It is said that some astounding proportion of BI and analytics efforts fail. Depending on the context, that number appears to range from 50% to 80%. Certainly, numerous debriefs have been conducted on what worked and what did not work; many have opined on the top reasons for failure. So, why does this continue to happen?
Take analytical pilots. (Here we refer to pilots whose main concern involves analyzing the data and not simply implementing a tool–the latter deserves a separate discussion.) Pilots are particularly important, because the resulting decisions shape the course of what to come. At the risk of stating the obvious, organizations conduct them to do something with little to no precedent, and pilots are a financially prudent way to see if it works before investing in a larger-scale capability; starting small does provide an opportunity to work out the kinks, while also allowing organizations to plan better.

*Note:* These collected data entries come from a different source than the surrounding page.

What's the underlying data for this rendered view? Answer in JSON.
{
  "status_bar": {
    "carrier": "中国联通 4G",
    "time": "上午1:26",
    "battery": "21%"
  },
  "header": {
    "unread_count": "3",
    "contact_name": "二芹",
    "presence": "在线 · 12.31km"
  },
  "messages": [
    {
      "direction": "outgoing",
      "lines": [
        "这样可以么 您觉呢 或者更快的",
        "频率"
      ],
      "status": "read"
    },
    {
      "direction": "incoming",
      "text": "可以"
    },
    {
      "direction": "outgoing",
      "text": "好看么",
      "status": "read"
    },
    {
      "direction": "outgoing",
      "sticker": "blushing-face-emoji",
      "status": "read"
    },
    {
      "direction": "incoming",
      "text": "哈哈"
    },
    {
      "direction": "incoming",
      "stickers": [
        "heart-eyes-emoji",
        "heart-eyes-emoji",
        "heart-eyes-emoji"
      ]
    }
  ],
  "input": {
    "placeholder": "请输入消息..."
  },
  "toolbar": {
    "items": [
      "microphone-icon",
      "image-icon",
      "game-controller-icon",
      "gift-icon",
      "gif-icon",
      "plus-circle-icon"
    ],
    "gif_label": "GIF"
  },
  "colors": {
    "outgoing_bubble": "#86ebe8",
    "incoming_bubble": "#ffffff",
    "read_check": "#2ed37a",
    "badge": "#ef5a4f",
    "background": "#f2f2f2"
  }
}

However, the fundamental reasons for the start-small approach deserve more careful thought in analytics. Specifically, we should ask whether the organization is ready for the consequences of the analysis results, and recognize that the transformation expected from the positive conclusion does not happen naturally. A pilot intended to prove the value of analytics is especially tricky, as the very need to prove may indicate that someone in the organization has not yet bought into the idea of the consequences–applying analysis results to make changes, and changes are uncomfortable. There is merit to convincing the unconvinced, but the degree to which the entire organization becomes convinced is a huge factor in whether there is a realistic future for analytics beyond the pilot.
That is, the organization must have the collective desire to be data-driven and have the next steps already defined, ready to accept change. The main goal of the analysis should be simply to prove the sufficiency of the business impact, with everything else already in place or ready to be executed immediately upon the completion of the analysis. Unfortunately, many non-financial planning and decisions are put on hold until the results of the analysis are available; the situation is exasperated with the unconvinced or the marginally convinced. We have seen pilot analysis executed, only to be followed by lack of priority, a long time to define the next steps, and finally the demise.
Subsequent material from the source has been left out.